Mutual distrust and reservations
Some Russians fear that China, which is bigger and more efficient, will overrun their country. Anti-Chinese sentiment sometimes rises to the surface. Recently, there were protests against the construction of a Chinese water bottling plant near Lake Baikal, which activists say will harm the unique ecosystem. Some Chinese investors, for their part, are worried that their projects will disappear into the mire of corruption and inefficiency.
China currently has the upper hand. Its ranks number one in the world when countries are ranked by their gross domestic product based on purchasing power parity. Russia ranks six. Moscow needs the income from the gas sales more than Beijing needs the gas.
Before a deal was made in 2014, Beijing had negotiated with Russian's giant Gazprom for years. The fact that a deal came the same year Crimea was annexed was not a coincidence. China hit hard even though Russia had expected and feared the West's sanctions more. Now, 20% of Russian imports come from China. In Germany, only 12% of imports are from China.
EU in a bind
Brussels is in a bind when it comes to its relations with both China and Russia. The EU suffered economically from the sanctions imposed on Russia without any political gain. The West is mistaken if it thinks it can bring a country such as Russia to reason with sanctions. Especially if a powerful player such as China is there to plug the gap.
The EU should look at reality head on: Russia is important. French President Emmanuel Macron has acknowledged this, calling for compromise with Moscow and a rethink of the EU-Russia relationship.

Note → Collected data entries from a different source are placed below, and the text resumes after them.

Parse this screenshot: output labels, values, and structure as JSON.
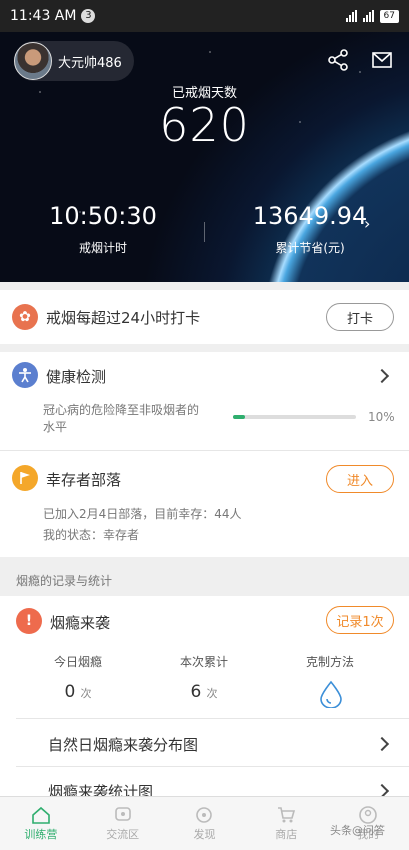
{
  "status_bar": {
    "time": "11:43 AM",
    "notification_count": "3",
    "battery": "67"
  },
  "hero": {
    "user_name": "大元帅486",
    "days_label": "已戒烟天数",
    "days_value": "620",
    "timer_value": "10:50:30",
    "timer_label": "戒烟计时",
    "saved_value": "13649.94",
    "saved_label": "累计节省(元)",
    "saved_arrow": "›"
  },
  "checkin": {
    "title": "戒烟每超过24小时打卡",
    "button": "打卡"
  },
  "health": {
    "title": "健康检测",
    "desc_line1": "冠心病的危险降至非吸烟者的",
    "desc_line2": "水平",
    "progress": 0.1,
    "progress_text": "10%",
    "progress_color": "#2fae6e"
  },
  "tribe": {
    "title": "幸存者部落",
    "button": "进入",
    "line1": "已加入2月4日部落，目前幸存：44人",
    "line2": "我的状态：幸存者"
  },
  "section_header": "烟瘾的记录与统计",
  "craving": {
    "title": "烟瘾来袭",
    "button": "记录1次",
    "stats": [
      {
        "label": "今日烟瘾",
        "value": "0",
        "unit": "次"
      },
      {
        "label": "本次累计",
        "value": "6",
        "unit": "次"
      },
      {
        "label": "克制方法",
        "value": "",
        "unit": ""
      }
    ],
    "links": [
      "自然日烟瘾来袭分布图",
      "烟瘾来袭统计图"
    ]
  },
  "nav": {
    "items": [
      {
        "label": "训练营",
        "icon": "home-icon",
        "active": true
      },
      {
        "label": "交流区",
        "icon": "chat-icon",
        "active": false
      },
      {
        "label": "发现",
        "icon": "compass-icon",
        "active": false
      },
      {
        "label": "商店",
        "icon": "cart-icon",
        "active": false
      },
      {
        "label": "我的",
        "icon": "user-icon",
        "active": false
      }
    ]
  },
  "watermark": "头条@问答",
  "colors": {
    "accent_orange": "#f08a2a",
    "accent_green": "#2fae6e",
    "checkin_icon": "#e8734f",
    "health_icon": "#5b7fcf",
    "tribe_icon": "#f4a72a",
    "craving_icon": "#ee6b4d"
  }
}
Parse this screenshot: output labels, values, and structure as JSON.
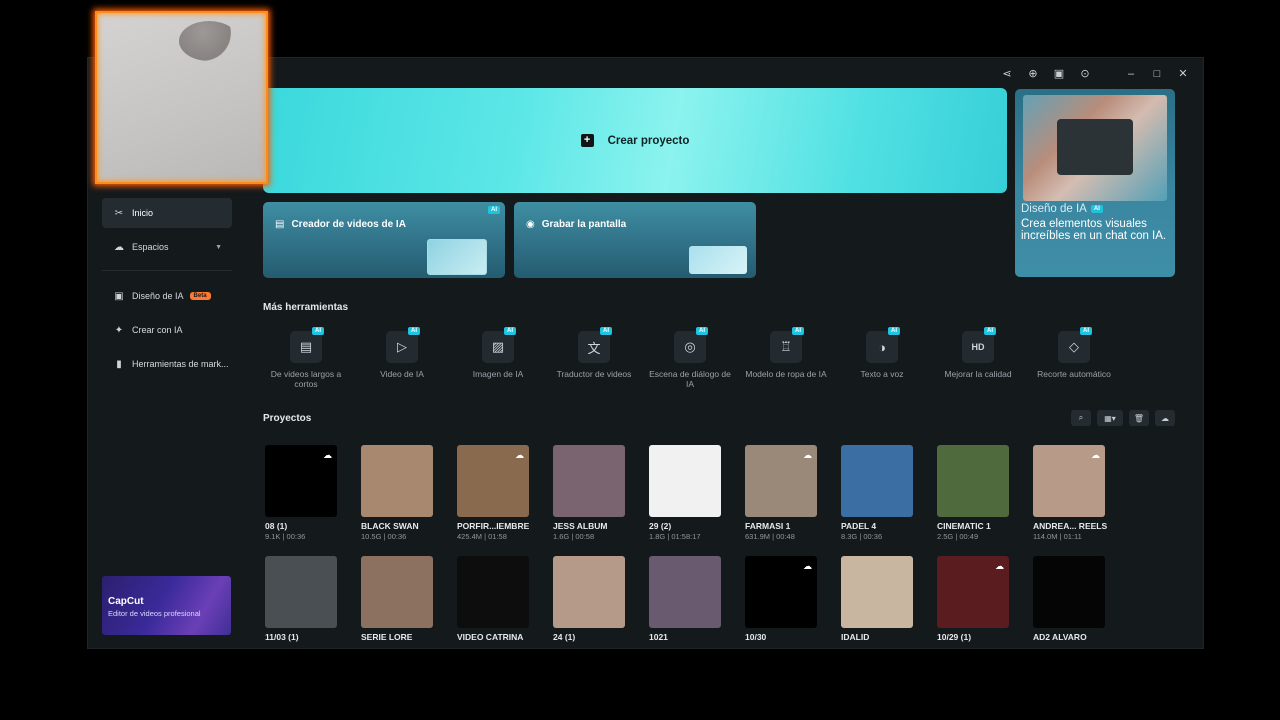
{
  "window": {
    "controls": [
      "share-icon",
      "upload-icon",
      "feedback-icon",
      "settings-icon",
      "minimize-icon",
      "maximize-icon",
      "close-icon"
    ]
  },
  "sidebar": {
    "items": [
      {
        "label": "Inicio",
        "icon": "home-icon",
        "active": true
      },
      {
        "label": "Espacios",
        "icon": "cloud-icon",
        "active": false
      }
    ],
    "items2": [
      {
        "label": "Diseño de IA",
        "icon": "image-icon",
        "badge": "Beta"
      },
      {
        "label": "Crear con IA",
        "icon": "sparkle-icon"
      },
      {
        "label": "Herramientas de mark...",
        "icon": "marketing-icon"
      }
    ],
    "promo": {
      "title": "CapCut",
      "subtitle": "Editor de videos profesional"
    }
  },
  "hero": {
    "label": "Crear proyecto"
  },
  "cards": [
    {
      "label": "Creador de videos de IA",
      "badge": "AI"
    },
    {
      "label": "Grabar la pantalla"
    }
  ],
  "side_card": {
    "title": "Diseño de IA",
    "badge": "AI",
    "description": "Crea elementos visuales increíbles en un chat con IA."
  },
  "tools_section": {
    "title": "Más herramientas",
    "items": [
      {
        "label": "De videos largos a cortos",
        "icon": "film-icon",
        "glyph": "▤"
      },
      {
        "label": "Video de IA",
        "icon": "video-ai-icon",
        "glyph": "▷"
      },
      {
        "label": "Imagen de IA",
        "icon": "image-ai-icon",
        "glyph": "▨"
      },
      {
        "label": "Traductor de videos",
        "icon": "translate-icon",
        "glyph": "文"
      },
      {
        "label": "Escena de diálogo de IA",
        "icon": "dialog-icon",
        "glyph": "◎"
      },
      {
        "label": "Modelo de ropa de IA",
        "icon": "shirt-icon",
        "glyph": "♖"
      },
      {
        "label": "Texto a voz",
        "icon": "voice-icon",
        "glyph": "◑"
      },
      {
        "label": "Mejorar la calidad",
        "icon": "hd-icon",
        "glyph": "HD"
      },
      {
        "label": "Recorte automático",
        "icon": "eraser-icon",
        "glyph": "◇"
      }
    ],
    "badge": "AI"
  },
  "projects": {
    "title": "Proyectos",
    "items": [
      {
        "name": "08 (1)",
        "meta": "9.1K | 00:36",
        "cloud": true,
        "color": "#000000"
      },
      {
        "name": "BLACK SWAN",
        "meta": "10.5G | 00:36",
        "cloud": false,
        "color": "#a8896f"
      },
      {
        "name": "PORFIR...IEMBRE",
        "meta": "425.4M | 01:58",
        "cloud": true,
        "color": "#8a6a4f"
      },
      {
        "name": "JESS ALBUM",
        "meta": "1.6G | 00:58",
        "cloud": false,
        "color": "#7a6470"
      },
      {
        "name": "29 (2)",
        "meta": "1.8G | 01:58:17",
        "cloud": false,
        "color": "#f1f1f1"
      },
      {
        "name": "FARMASI 1",
        "meta": "631.9M | 00:48",
        "cloud": true,
        "color": "#9a8878"
      },
      {
        "name": "PADEL 4",
        "meta": "8.3G | 00:36",
        "cloud": false,
        "color": "#3b6fa3"
      },
      {
        "name": "CINEMATIC 1",
        "meta": "2.5G | 00:49",
        "cloud": false,
        "color": "#4f6a3c"
      },
      {
        "name": "ANDREA... REELS",
        "meta": "114.0M | 01:11",
        "cloud": true,
        "color": "#b89a88"
      },
      {
        "name": "11/03 (1)",
        "meta": "",
        "cloud": false,
        "color": "#4a4f53"
      },
      {
        "name": "SERIE LORE",
        "meta": "",
        "cloud": false,
        "color": "#8c7060"
      },
      {
        "name": "VIDEO CATRINA",
        "meta": "",
        "cloud": false,
        "color": "#0d0d0d"
      },
      {
        "name": "24 (1)",
        "meta": "",
        "cloud": false,
        "color": "#b59a8a"
      },
      {
        "name": "1021",
        "meta": "",
        "cloud": false,
        "color": "#6a5a70"
      },
      {
        "name": "10/30",
        "meta": "",
        "cloud": true,
        "color": "#000000"
      },
      {
        "name": "IDALID",
        "meta": "",
        "cloud": false,
        "color": "#c9b6a0"
      },
      {
        "name": "10/29 (1)",
        "meta": "",
        "cloud": true,
        "color": "#5a1c1f"
      },
      {
        "name": "AD2 ALVARO",
        "meta": "",
        "cloud": false,
        "color": "#050505"
      }
    ]
  }
}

"Europe will continue to be the theater of a strategic battle between the United States and Russia," he said in a speech at the end of August. He could also have said a battle between China, which is becoming more powerful, and the US, which is increasingly less reliable.
In short, to maintain a balance, the Europeans have to prevent further rapprochement between Russia and China. Of course, they could speak much more openly if Putin did not feel excluded by the EU family.